I personally visited more than two dozen cities. I’ve been to ports and post offices, railroads and airports. I’ve seen freight hubs and border crossings and wholesale retailers and fruit stands. I’ve observed the processing of fish, vegetables, and drugs. I’ve inspected everything from imported tire irons to gingerbread houses.

The sheer magnitude of the import-export enterprise is astounding. This year, more than $2 trillion worth of products will be imported into the United States. That’s nearly twice the size of the economy of Brazil.

These products come from 825,000 importers. They come through 300 ports and land border crossings, postal facilities and other points of entry.

One thing became clear on our trips: We cannot simply inspect our way to product safety. Doing so would bring the international trade of this country to a standstill. It would also divert limited resources from the imported goods posing the greatest risk.

Instead, we found that we need to treat imports much like we treat patients in health care: First, we focus on preventing harm in the first place, then intervening when risks are identified, and lastly, responding rapidly when things go wrong. Prevention, intervention, and response — all three are needed.

We are already reaching beyond our borders to build safety into the process. We are offering the world our product afety expertise. We are telling producers, if you want access to American consumers, you must meet the standards of safety and quality that Americans expect. Producers that don’t meet high standards will find their products disadvantaged in the world market.

Our collaboration with the Government of China has been especially productive. We are working with Chinese officials on two binding agreements on product safety. One is on food and feed; the other is on drugs and devices. Our goal is to sign both agreements this December at the third session of the U.S.-China Strategic Economic Dialogue in Beijing.

These agreements will create a framework to assure the safety and quality of products exported from China to the United States. They also aim to strengthen China’s regulatory process and increase cooperation and information-sharing between the regulatory bodies of both nations.

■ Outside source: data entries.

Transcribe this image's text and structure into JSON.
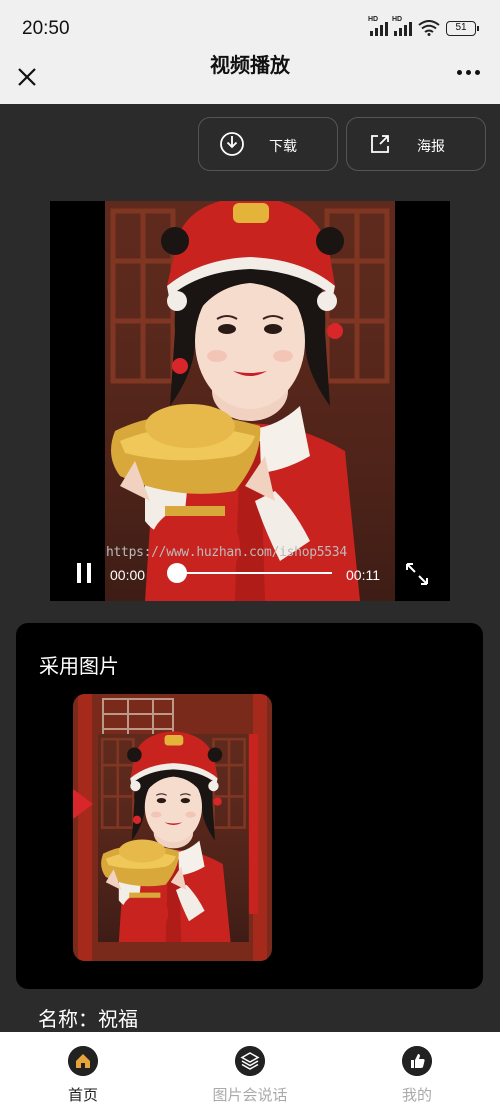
{
  "status": {
    "time": "20:50",
    "battery": "51",
    "hd": "HD"
  },
  "header": {
    "title": "视频播放"
  },
  "actions": {
    "download": "下载",
    "poster": "海报"
  },
  "player": {
    "watermark": "https://www.huzhan.com/ishop5534",
    "current_time": "00:00",
    "total_time": "00:11",
    "progress": 0
  },
  "card": {
    "title": "采用图片"
  },
  "name": {
    "label": "名称：",
    "value": "祝福"
  },
  "tabs": [
    {
      "label": "首页",
      "icon": "home-icon",
      "active": true
    },
    {
      "label": "图片会说话",
      "icon": "layers-icon",
      "active": false
    },
    {
      "label": "我的",
      "icon": "thumbs-up-icon",
      "active": false
    }
  ],
  "colors": {
    "accent": "#e8a33a",
    "dark_bg": "#2b2b2b",
    "card_bg": "#000000",
    "header_bg": "#f0f0f0",
    "costume_red": "#c8231f",
    "gold": "#d8a83a"
  }
}
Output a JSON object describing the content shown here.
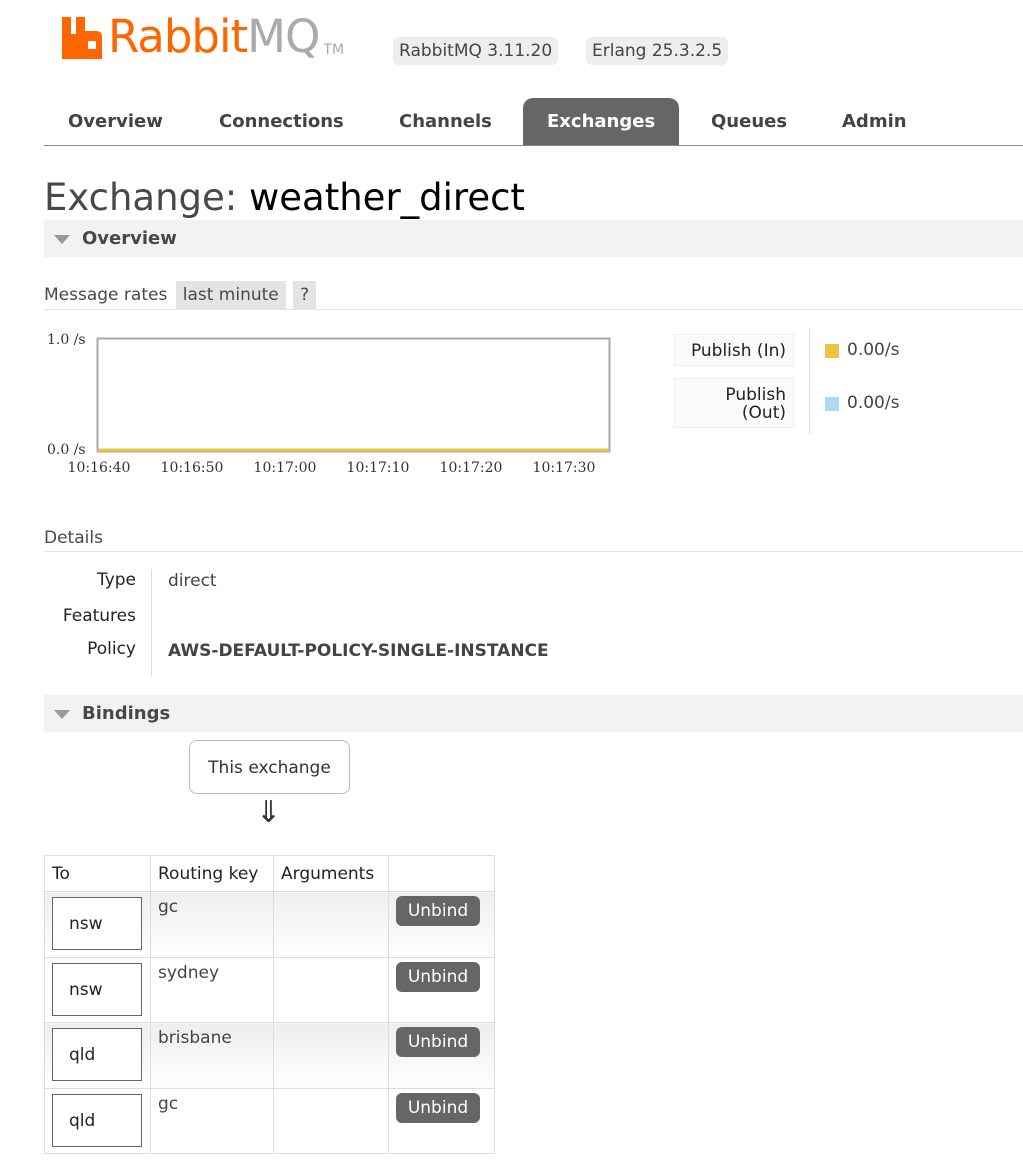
{
  "header": {
    "logo_text_primary": "Rabbit",
    "logo_text_secondary": "MQ",
    "logo_tm": "TM",
    "version_badge": "RabbitMQ 3.11.20",
    "erlang_badge": "Erlang 25.3.2.5"
  },
  "tabs": [
    {
      "label": "Overview",
      "active": false
    },
    {
      "label": "Connections",
      "active": false
    },
    {
      "label": "Channels",
      "active": false
    },
    {
      "label": "Exchanges",
      "active": true
    },
    {
      "label": "Queues",
      "active": false
    },
    {
      "label": "Admin",
      "active": false
    }
  ],
  "page": {
    "title_prefix": "Exchange:",
    "exchange_name": "weather_direct"
  },
  "overview": {
    "section_label": "Overview",
    "message_rates_label": "Message rates",
    "range_pill": "last minute",
    "help_pill": "?"
  },
  "chart_data": {
    "type": "line",
    "x": [
      "10:16:40",
      "10:16:50",
      "10:17:00",
      "10:17:10",
      "10:17:20",
      "10:17:30"
    ],
    "y_ticks": [
      "1.0 /s",
      "0.0 /s"
    ],
    "ylim": [
      0,
      1
    ],
    "series": [
      {
        "name": "Publish (In)",
        "color": "#edc240",
        "values": [
          0,
          0,
          0,
          0,
          0,
          0
        ],
        "rate": "0.00/s"
      },
      {
        "name": "Publish (Out)",
        "color": "#afd8f8",
        "values": [
          0,
          0,
          0,
          0,
          0,
          0
        ],
        "rate": "0.00/s"
      }
    ],
    "legend_labels": [
      "Publish (In)",
      "Publish\n(Out)"
    ]
  },
  "details": {
    "section_label": "Details",
    "type_label": "Type",
    "type_value": "direct",
    "features_label": "Features",
    "features_value": "",
    "policy_label": "Policy",
    "policy_value": "AWS-DEFAULT-POLICY-SINGLE-INSTANCE"
  },
  "bindings": {
    "section_label": "Bindings",
    "this_exchange": "This exchange",
    "arrow": "⇓",
    "columns": [
      "To",
      "Routing key",
      "Arguments",
      ""
    ],
    "unbind_label": "Unbind",
    "rows": [
      {
        "to": "nsw",
        "routing_key": "gc",
        "arguments": ""
      },
      {
        "to": "nsw",
        "routing_key": "sydney",
        "arguments": ""
      },
      {
        "to": "qld",
        "routing_key": "brisbane",
        "arguments": ""
      },
      {
        "to": "qld",
        "routing_key": "gc",
        "arguments": ""
      }
    ]
  }
}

Import safety will only grow in importance as new exporting economies grow. We believe the issue is a logical extension of the GHSI’s concern for global health security. And we would like to see GHSI members take an active role in establishing a worldwide consensus on product safety.

There are many other issues that still require work. But we have made substantial progress with the issues we have already identified. And I am confident that we are on the right track, with the right organizational approach.

We remain committed to strengthening global health security. And we know that all of our countries are safer thanks to the work of this Initiative.

Now I’d like to open the floor up to your comments and questions.